M. ASTIER : Il y a en effet des problèmes de compétences que je n’imagine pas facile à comprendre pour le citoyen. Des discussions sont en cours avec le Conseil Général sur ce point, mais le principe de base est que c'est le Département qui met en oeuvre le PDU sur les routes départementales.

 Mardi 26 juin 2001, rencontre avec M. Paul ASTIER en mairie de Bondues pour le Syndicat Intercommunal Lys Nord Métropole sur le projet Technologies de l’Information et de la Communication (TIC).

 Au cours des débats, Hervé DIZY rappelle que le facteur crucial de la banalisation des TIC est coût des communications. Aux USA les communications locales sont gratuites, naviguer sur l’Internet ne coûte moins de 5$ par mois quel que soit le temps que l’on y passe. Le télétravail devient alors une option viable pour les entreprises. Rappelons que le télétravail est également une solution au problème de transport que nous rencontrons dans la métropole.

 M. ASTIER : Il est vrai que la progression du télétravail est retombée. Le télétravail doit s’inscrire dans la logique du développement économique. C’est aussi une occasion pour une partie de la population de trouver du travail sans contrainte de déplacement.

Hervé DIZY : conjointement au télétravail, la télé-formation (e-tutoring en anglais) est réalisable actuellement du point de vue technique. Cela permet d’éviter la perte de temps en déplacements pour les élèves et les formateurs et aussi de permettre des cours plus pertinents, mieux ciblés et en adéquation avec les horaires de chacun.
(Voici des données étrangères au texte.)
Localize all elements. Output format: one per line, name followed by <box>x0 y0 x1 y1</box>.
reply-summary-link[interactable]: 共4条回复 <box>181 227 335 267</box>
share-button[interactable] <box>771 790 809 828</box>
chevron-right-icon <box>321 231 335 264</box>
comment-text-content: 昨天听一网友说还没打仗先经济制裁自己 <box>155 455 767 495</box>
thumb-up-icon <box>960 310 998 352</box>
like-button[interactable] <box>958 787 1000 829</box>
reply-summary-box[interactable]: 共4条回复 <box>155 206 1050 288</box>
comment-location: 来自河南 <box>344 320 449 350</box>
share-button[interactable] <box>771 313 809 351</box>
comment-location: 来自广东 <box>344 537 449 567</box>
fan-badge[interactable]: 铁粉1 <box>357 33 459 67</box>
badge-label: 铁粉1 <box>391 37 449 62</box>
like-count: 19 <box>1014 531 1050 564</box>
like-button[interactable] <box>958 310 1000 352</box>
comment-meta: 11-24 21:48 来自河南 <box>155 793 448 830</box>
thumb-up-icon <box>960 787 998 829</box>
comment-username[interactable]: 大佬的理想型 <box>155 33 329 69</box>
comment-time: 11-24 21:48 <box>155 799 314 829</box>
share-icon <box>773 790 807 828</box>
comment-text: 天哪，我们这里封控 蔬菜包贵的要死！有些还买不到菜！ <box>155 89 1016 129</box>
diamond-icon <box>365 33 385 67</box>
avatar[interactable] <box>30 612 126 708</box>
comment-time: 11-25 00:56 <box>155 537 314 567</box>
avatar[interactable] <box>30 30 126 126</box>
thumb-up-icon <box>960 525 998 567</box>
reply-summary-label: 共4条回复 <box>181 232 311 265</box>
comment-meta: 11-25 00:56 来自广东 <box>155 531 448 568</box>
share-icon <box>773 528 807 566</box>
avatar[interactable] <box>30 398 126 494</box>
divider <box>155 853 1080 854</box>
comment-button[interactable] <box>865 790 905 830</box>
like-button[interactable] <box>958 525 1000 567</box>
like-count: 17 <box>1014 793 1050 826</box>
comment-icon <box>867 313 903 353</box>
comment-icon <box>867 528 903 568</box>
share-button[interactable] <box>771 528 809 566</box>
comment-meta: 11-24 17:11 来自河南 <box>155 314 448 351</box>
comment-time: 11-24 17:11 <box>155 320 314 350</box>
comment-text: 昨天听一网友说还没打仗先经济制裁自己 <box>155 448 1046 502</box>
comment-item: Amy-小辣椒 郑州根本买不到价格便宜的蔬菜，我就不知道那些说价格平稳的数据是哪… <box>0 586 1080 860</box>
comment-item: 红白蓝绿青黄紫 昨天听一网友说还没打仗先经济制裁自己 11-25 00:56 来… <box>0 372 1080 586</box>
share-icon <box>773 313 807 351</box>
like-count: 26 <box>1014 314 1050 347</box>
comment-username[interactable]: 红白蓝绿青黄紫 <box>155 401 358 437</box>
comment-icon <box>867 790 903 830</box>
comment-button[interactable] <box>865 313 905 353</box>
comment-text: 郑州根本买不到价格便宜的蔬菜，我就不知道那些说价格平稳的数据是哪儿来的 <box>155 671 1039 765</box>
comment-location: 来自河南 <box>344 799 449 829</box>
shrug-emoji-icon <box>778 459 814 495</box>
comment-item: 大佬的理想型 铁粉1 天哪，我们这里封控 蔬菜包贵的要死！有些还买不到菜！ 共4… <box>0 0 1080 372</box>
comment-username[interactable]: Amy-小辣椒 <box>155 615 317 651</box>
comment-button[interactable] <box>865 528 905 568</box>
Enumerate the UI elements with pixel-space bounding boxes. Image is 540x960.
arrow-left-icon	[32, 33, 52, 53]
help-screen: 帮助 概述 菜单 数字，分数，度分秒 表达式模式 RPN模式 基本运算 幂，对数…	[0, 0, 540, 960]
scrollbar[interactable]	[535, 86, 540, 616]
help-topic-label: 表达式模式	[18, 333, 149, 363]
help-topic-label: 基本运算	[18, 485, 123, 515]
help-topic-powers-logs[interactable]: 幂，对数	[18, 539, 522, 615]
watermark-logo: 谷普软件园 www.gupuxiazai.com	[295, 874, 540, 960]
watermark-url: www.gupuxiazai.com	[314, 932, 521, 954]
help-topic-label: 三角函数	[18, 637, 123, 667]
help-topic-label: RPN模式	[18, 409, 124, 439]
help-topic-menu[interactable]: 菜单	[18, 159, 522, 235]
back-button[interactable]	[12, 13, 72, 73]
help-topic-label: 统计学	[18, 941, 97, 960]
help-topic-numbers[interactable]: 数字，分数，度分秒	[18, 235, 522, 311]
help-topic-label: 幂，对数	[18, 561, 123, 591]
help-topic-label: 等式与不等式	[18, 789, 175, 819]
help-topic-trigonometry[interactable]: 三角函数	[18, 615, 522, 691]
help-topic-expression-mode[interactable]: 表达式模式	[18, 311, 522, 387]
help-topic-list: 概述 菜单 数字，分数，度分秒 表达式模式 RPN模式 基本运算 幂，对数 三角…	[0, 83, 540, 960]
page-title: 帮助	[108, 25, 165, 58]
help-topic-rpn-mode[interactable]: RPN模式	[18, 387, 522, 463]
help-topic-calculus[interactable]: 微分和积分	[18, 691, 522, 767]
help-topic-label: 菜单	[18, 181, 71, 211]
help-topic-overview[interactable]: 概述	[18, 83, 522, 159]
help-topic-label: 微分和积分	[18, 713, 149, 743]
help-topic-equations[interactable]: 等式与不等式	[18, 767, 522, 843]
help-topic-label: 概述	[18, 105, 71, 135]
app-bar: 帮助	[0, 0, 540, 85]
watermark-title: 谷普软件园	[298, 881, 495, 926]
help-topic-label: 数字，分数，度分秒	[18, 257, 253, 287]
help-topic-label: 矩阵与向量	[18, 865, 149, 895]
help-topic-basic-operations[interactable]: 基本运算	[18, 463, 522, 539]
 Par manque de temps (nous nous étions imposés 2 heures maximum) nous n'avons pas pu poser les questions suivantes:

Le pont SNCF qui est situé sur l’A22 près du lieu-dit « Pied de Bœuf » à Roncq doit être reconstruit. Ne faut-il pas profiter de l’occasion pour revaloriser la voie SNCF et y installer une liaison tramway Mouvaux-Tourcoing-Roncq-Halluin ?  

Certaines villes ont mis en service des navettes gratuites en direction des arrêts de métro, de bus ou des gares. Peut-on envisager de tels services si le parking gardiennés ne peuvent être mis en fonction ?  

Le projet autoroutier A24 n’est toujours pas inscrit au contrat de plan Etat-Région, ce qui laisse un répit d’au moins six ans. Quelle est la position de LMCU dans le dossier ?

Ce n'est que partie remise. Nous les soumettrons lors d'une prochaine rencontre.